Barnaard ne put retenir un sarcasme. « Avez-vous oublié que notre pays possède aussi de l’uranium ? » Frolova pivota sur place. Elle tendit le bras, le doigt pointé vers Laura. « Vous voyez ? vous voyez à présent ? Ça recommence ! »
Elle sema les journalistes à l’aéroport de Galveston. Elle commençait à avoir pris le coup. Ils n’étaient pas aussi acharnés qu’au début et savaient qu’ils pourraient la récupérer bientôt.
« Bienvenue à la Cité de la Joie, lui dit le monocorps. Alfred A. Magruder, maire. Veuillez indiquer clairement votre destination dans le micro. Anunce usted…
— Loge de Rizome. »
Elle mit la radio, intercepta la dernière moitié d’une nouvelle chanson pop. Les gravats roulent à Bamako. Une musique âpre, rythmée, frénétique. Bizarre comme ce style était vite revenu à la mode. Exotisme, nervosité, vigueur guerrière.
La ville n’avait pas beaucoup changé. On ne lui laissait guère de marge. Les mêmes vieilles bâtisses imposantes, les mêmes palmiers, les mêmes foules de Houstoniens, éclaircies par le front froid de décembre.

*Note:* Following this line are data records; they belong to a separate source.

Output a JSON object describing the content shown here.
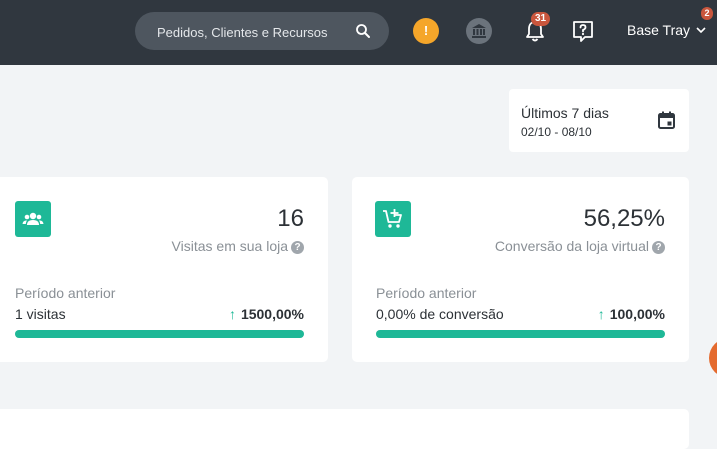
{
  "header": {
    "search": {
      "placeholder": "Pedidos, Clientes e Recursos"
    },
    "alert_symbol": "!",
    "notifications_count": "31",
    "account": {
      "name": "Base Tray",
      "badge": "2"
    }
  },
  "date_filter": {
    "label": "Últimos 7 dias",
    "range": "02/10 - 08/10"
  },
  "cards": [
    {
      "icon": "users-icon",
      "value": "16",
      "label": "Visitas em sua loja",
      "help": "?",
      "previous_label": "Período anterior",
      "previous_value": "1 visitas",
      "change_arrow": "↑",
      "change": "1500,00%",
      "progress_fraction": 1.0
    },
    {
      "icon": "cart-plus-icon",
      "value": "56,25%",
      "label": "Conversão da loja virtual",
      "help": "?",
      "previous_label": "Período anterior",
      "previous_value": "0,00% de conversão",
      "change_arrow": "↑",
      "change": "100,00%",
      "progress_fraction": 1.0
    }
  ],
  "colors": {
    "topbar": "#30373f",
    "accent": "#1eb897",
    "alert": "#f5a62a",
    "badge": "#c9563d"
  }
}
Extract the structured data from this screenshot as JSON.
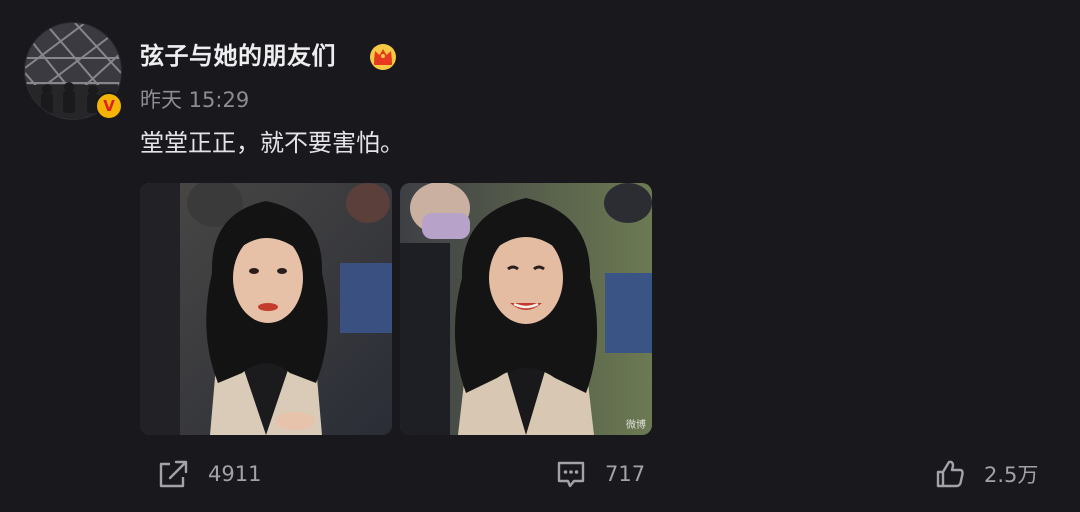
{
  "post": {
    "username": "弦子与她的朋友们",
    "timestamp": "昨天 15:29",
    "text": "堂堂正正，就不要害怕。",
    "photo_watermark": "微博"
  },
  "badges": {
    "verified_letter": "V",
    "verified_color": "#f4b400",
    "crown_icon": "crown-membership-icon"
  },
  "actions": {
    "repost_count": "4911",
    "comment_count": "717",
    "like_count": "2.5万"
  },
  "colors": {
    "background": "#19181d",
    "text_primary": "#eeeef0",
    "text_secondary": "#8c8c93",
    "action_gray": "#a2a2a8"
  }
}
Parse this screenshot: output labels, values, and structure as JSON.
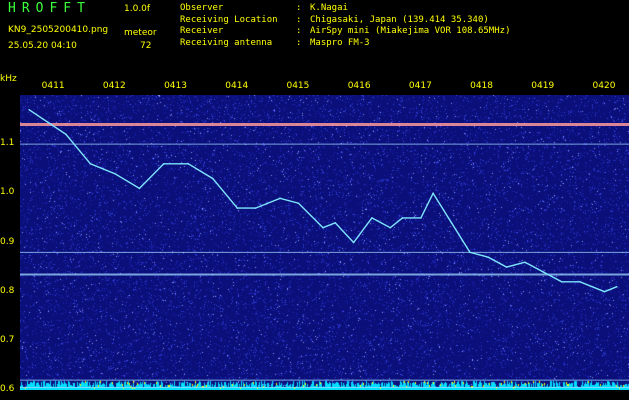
{
  "header": {
    "app_title": "HROFFT",
    "version": "1.0.0f",
    "filename": "KN9_2505200410.png",
    "mode": "meteor",
    "datetime": "25.05.20 04:10",
    "count": "72",
    "info": [
      {
        "key": "Observer",
        "value": "K.Nagai"
      },
      {
        "key": "Receiving Location",
        "value": "Chigasaki, Japan (139.414 35.340)"
      },
      {
        "key": "Receiver",
        "value": "AirSpy mini (Miakejima VOR 108.65MHz)"
      },
      {
        "key": "Receiving antenna",
        "value": "Maspro FM-3"
      }
    ]
  },
  "chart_data": {
    "type": "heatmap",
    "ylabel": "kHz",
    "ylim": [
      0.6,
      1.2
    ],
    "yticks": [
      "1.1",
      "1.0",
      "0.9",
      "0.8",
      "0.7",
      "0.6"
    ],
    "xticks": [
      "0411",
      "0412",
      "0413",
      "0414",
      "0415",
      "0416",
      "0417",
      "0418",
      "0419",
      "0420"
    ],
    "carrier_lines_khz": [
      1.14,
      1.1,
      0.88,
      0.835,
      0.62,
      0.605
    ],
    "trace": [
      {
        "t": "0410.6",
        "f": 1.17
      },
      {
        "t": "0411.2",
        "f": 1.12
      },
      {
        "t": "0411.6",
        "f": 1.06
      },
      {
        "t": "0412.0",
        "f": 1.04
      },
      {
        "t": "0412.4",
        "f": 1.01
      },
      {
        "t": "0412.8",
        "f": 1.06
      },
      {
        "t": "0413.2",
        "f": 1.06
      },
      {
        "t": "0413.6",
        "f": 1.03
      },
      {
        "t": "0414.0",
        "f": 0.97
      },
      {
        "t": "0414.3",
        "f": 0.97
      },
      {
        "t": "0414.7",
        "f": 0.99
      },
      {
        "t": "0415.0",
        "f": 0.98
      },
      {
        "t": "0415.4",
        "f": 0.93
      },
      {
        "t": "0415.6",
        "f": 0.94
      },
      {
        "t": "0415.9",
        "f": 0.9
      },
      {
        "t": "0416.2",
        "f": 0.95
      },
      {
        "t": "0416.5",
        "f": 0.93
      },
      {
        "t": "0416.7",
        "f": 0.95
      },
      {
        "t": "0417.0",
        "f": 0.95
      },
      {
        "t": "0417.2",
        "f": 1.0
      },
      {
        "t": "0417.5",
        "f": 0.94
      },
      {
        "t": "0417.8",
        "f": 0.88
      },
      {
        "t": "0418.1",
        "f": 0.87
      },
      {
        "t": "0418.4",
        "f": 0.85
      },
      {
        "t": "0418.7",
        "f": 0.86
      },
      {
        "t": "0419.0",
        "f": 0.84
      },
      {
        "t": "0419.3",
        "f": 0.82
      },
      {
        "t": "0419.6",
        "f": 0.82
      },
      {
        "t": "0420.0",
        "f": 0.8
      },
      {
        "t": "0420.2",
        "f": 0.81
      }
    ],
    "colors": {
      "background": "#0b0f7a",
      "noise": "#3a48e6",
      "trace": "#7ee6ff",
      "carrier": "#9fd7ff",
      "text": "#ffff00",
      "title": "#3cff3c",
      "meter": "#00e0ff"
    }
  }
}
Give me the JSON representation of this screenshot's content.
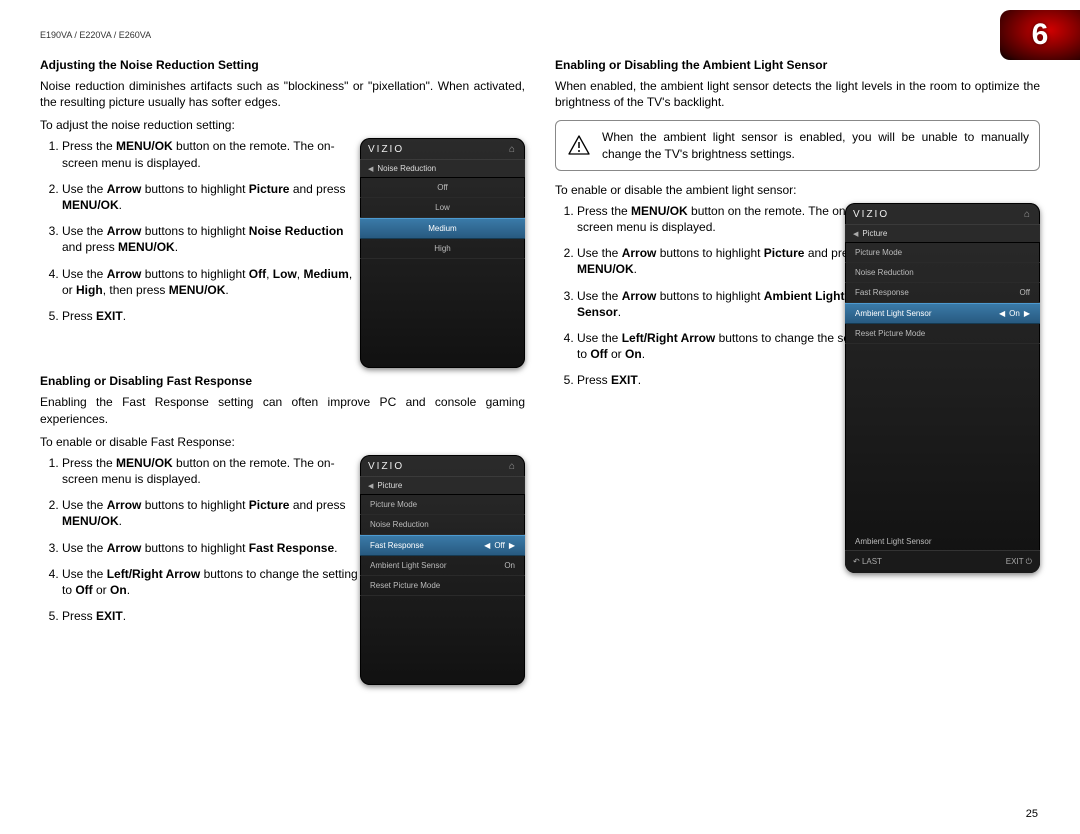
{
  "header": {
    "model_line": "E190VA / E220VA / E260VA"
  },
  "chapter": {
    "number": "6"
  },
  "page_number": "25",
  "left": {
    "s1": {
      "title": "Adjusting the Noise Reduction Setting",
      "body": "Noise reduction diminishes artifacts such as \"blockiness\" or \"pixellation\". When activated, the resulting picture usually has softer edges.",
      "lead": "To adjust the noise reduction setting:",
      "steps": {
        "i1a": "Press the ",
        "i1b": "MENU/OK",
        "i1c": " button on the remote. The on-screen menu is displayed.",
        "i2a": "Use the ",
        "i2b": "Arrow",
        "i2c": " buttons to highlight ",
        "i2d": "Picture",
        "i2e": " and press ",
        "i2f": "MENU/OK",
        "i2g": ".",
        "i3a": "Use the ",
        "i3b": "Arrow",
        "i3c": " buttons to highlight ",
        "i3d": "Noise Reduction",
        "i3e": " and press ",
        "i3f": "MENU/OK",
        "i3g": ".",
        "i4a": "Use the ",
        "i4b": "Arrow",
        "i4c": " buttons to highlight ",
        "i4d": "Off",
        "i4e": ", ",
        "i4f": "Low",
        "i4g": ", ",
        "i4h": "Medium",
        "i4i": ", or ",
        "i4j": "High",
        "i4k": ", then press ",
        "i4l": "MENU/OK",
        "i4m": ".",
        "i5a": "Press ",
        "i5b": "EXIT",
        "i5c": "."
      }
    },
    "s2": {
      "title": "Enabling or Disabling Fast Response",
      "body": "Enabling the Fast Response setting can often improve PC and console gaming experiences.",
      "lead": "To enable or disable Fast Response:",
      "steps": {
        "i1a": "Press the ",
        "i1b": "MENU/OK",
        "i1c": " button on the remote. The on-screen menu is displayed.",
        "i2a": "Use the ",
        "i2b": "Arrow",
        "i2c": " buttons to highlight ",
        "i2d": "Picture",
        "i2e": " and press ",
        "i2f": "MENU/OK",
        "i2g": ".",
        "i3a": "Use the ",
        "i3b": "Arrow",
        "i3c": " buttons to highlight ",
        "i3d": "Fast Response",
        "i3e": ".",
        "i4a": "Use the ",
        "i4b": "Left/Right Arrow",
        "i4c": " buttons to change the setting to ",
        "i4d": "Off",
        "i4e": " or ",
        "i4f": "On",
        "i4g": ".",
        "i5a": "Press ",
        "i5b": "EXIT",
        "i5c": "."
      }
    }
  },
  "right": {
    "s1": {
      "title": "Enabling or Disabling the Ambient Light Sensor",
      "body": "When enabled, the ambient light sensor detects the light levels in the room to optimize the brightness of the TV's backlight.",
      "note": "When the ambient light sensor is enabled, you will be unable to manually change the TV's brightness settings.",
      "lead": "To enable or disable the ambient light sensor:",
      "steps": {
        "i1a": "Press the ",
        "i1b": "MENU/OK",
        "i1c": " button on the remote. The on-screen menu is displayed.",
        "i2a": "Use the ",
        "i2b": "Arrow",
        "i2c": " buttons to highlight ",
        "i2d": "Picture",
        "i2e": " and press ",
        "i2f": "MENU/OK",
        "i2g": ".",
        "i3a": "Use the ",
        "i3b": "Arrow",
        "i3c": " buttons to highlight ",
        "i3d": "Ambient Light Sensor",
        "i3e": ".",
        "i4a": "Use the ",
        "i4b": "Left/Right Arrow",
        "i4c": " buttons to change the setting to ",
        "i4d": "Off",
        "i4e": " or ",
        "i4f": "On",
        "i4g": ".",
        "i5a": "Press ",
        "i5b": "EXIT",
        "i5c": "."
      }
    }
  },
  "devices": {
    "brand": "VIZIO",
    "d1": {
      "crumb": "Noise Reduction",
      "opts": {
        "o1": "Off",
        "o2": "Low",
        "o3": "Medium",
        "o4": "High"
      }
    },
    "d2": {
      "crumb": "Picture",
      "r1": "Picture Mode",
      "r2": "Noise Reduction",
      "r3": "Fast Response",
      "r3v": "Off",
      "r4": "Ambient Light Sensor",
      "r4v": "On",
      "r5": "Reset Picture Mode"
    },
    "d3": {
      "crumb": "Picture",
      "r1": "Picture Mode",
      "r2": "Noise Reduction",
      "r3": "Fast Response",
      "r3v": "Off",
      "r4": "Ambient Light Sensor",
      "r4v": "On",
      "r5": "Reset Picture Mode",
      "desc": "Ambient Light Sensor",
      "last": "LAST",
      "exit": "EXIT"
    }
  }
}
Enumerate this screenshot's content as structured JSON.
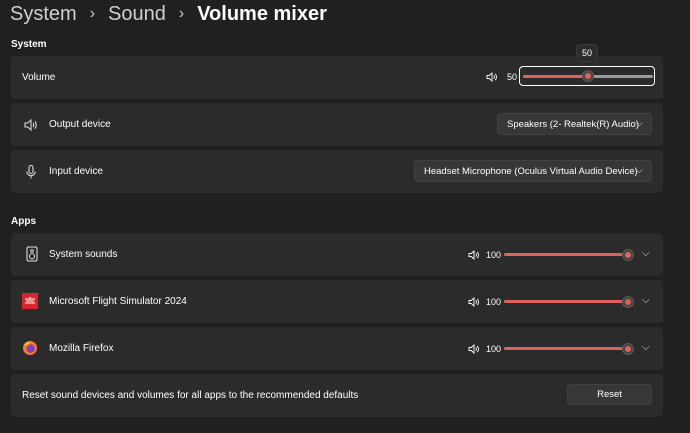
{
  "breadcrumb": {
    "items": [
      "System",
      "Sound",
      "Volume mixer"
    ]
  },
  "system": {
    "section_label": "System",
    "volume": {
      "label": "Volume",
      "value_text": "50",
      "tooltip": "50",
      "level": 0.5
    },
    "output": {
      "label": "Output device",
      "selected": "Speakers (2- Realtek(R) Audio)"
    },
    "input": {
      "label": "Input device",
      "selected": "Headset Microphone (Oculus Virtual Audio Device)"
    }
  },
  "apps": {
    "section_label": "Apps",
    "items": [
      {
        "name": "System sounds",
        "volume_text": "100",
        "level": 1.0,
        "icon": "speaker-box-icon"
      },
      {
        "name": "Microsoft Flight Simulator 2024",
        "volume_text": "100",
        "level": 1.0,
        "icon": "flight-simulator-icon"
      },
      {
        "name": "Mozilla Firefox",
        "volume_text": "100",
        "level": 1.0,
        "icon": "firefox-icon"
      }
    ]
  },
  "reset": {
    "text": "Reset sound devices and volumes for all apps to the recommended defaults",
    "button_label": "Reset"
  },
  "colors": {
    "accent": "#e0605a",
    "background": "#202020",
    "card": "#2b2b2b"
  }
}
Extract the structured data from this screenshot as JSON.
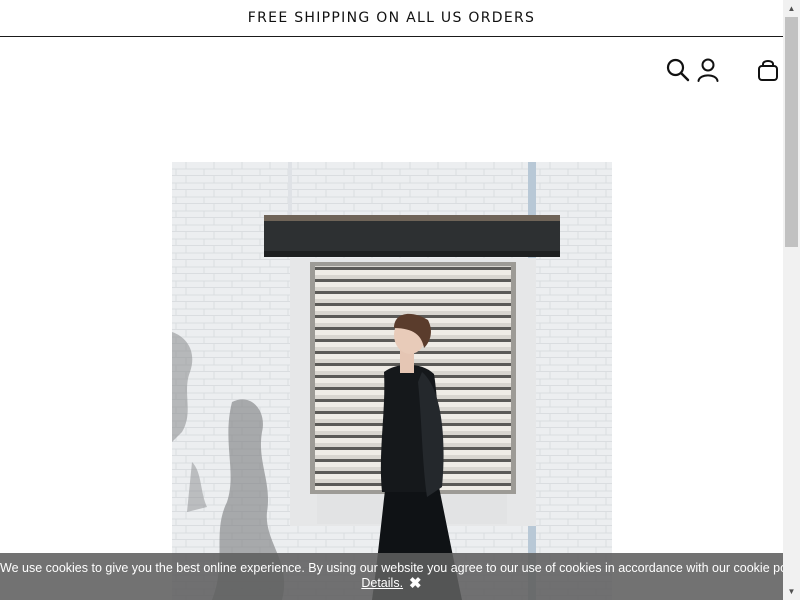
{
  "announcement": {
    "text": "FREE SHIPPING ON ALL US ORDERS"
  },
  "header": {
    "icons": {
      "search": "search-icon",
      "account": "account-icon",
      "cart": "bag-icon"
    }
  },
  "hero": {
    "image": "model-in-black-dress-by-white-brick-wall"
  },
  "cookie_banner": {
    "message": "We use cookies to give you the best online experience. By using our website you agree to our use of cookies in accordance with our cookie policy.",
    "details_label": "Details.",
    "close_symbol": "✖"
  },
  "scrollbar": {
    "up": "▲",
    "down": "▼"
  },
  "colors": {
    "text": "#111111",
    "banner_bg": "#5f5f5f",
    "banner_text": "#ffffff"
  }
}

L’Église d’Ishtar faisait désormais ouvertement sa publicité. Elle était devenue presque respectable, florissante malgré tout en ce temps de putes et de guerres. De ce côté, Carlotta avait eu raison. Elle songea à la jeune femme, perdue quelque part dans son demi-monde sacré, souriant de son sourire radieux et drogué, battant des paupières pour appâter quelque client. Peut-être que leurs chemins se croiseraient à nouveau, un jour, quelque part, d’une manière ou d’une autre, mais Laura en doutait. Le monde était plein de Carlotta, plein de femmes dont la vie ne leur appartenait pas. Elle ne connaissait même pas son vrai nom.
La mer était grosse, traîne d’une dépression tropicale venue se briser sur la côte texane en vagues brumeuses et déchiquetées. Des surfeurs décidés s’étaient mis à l’eau avec leur combinaison transparente. Plus de la moitié d’entre eux avaient la peau noire.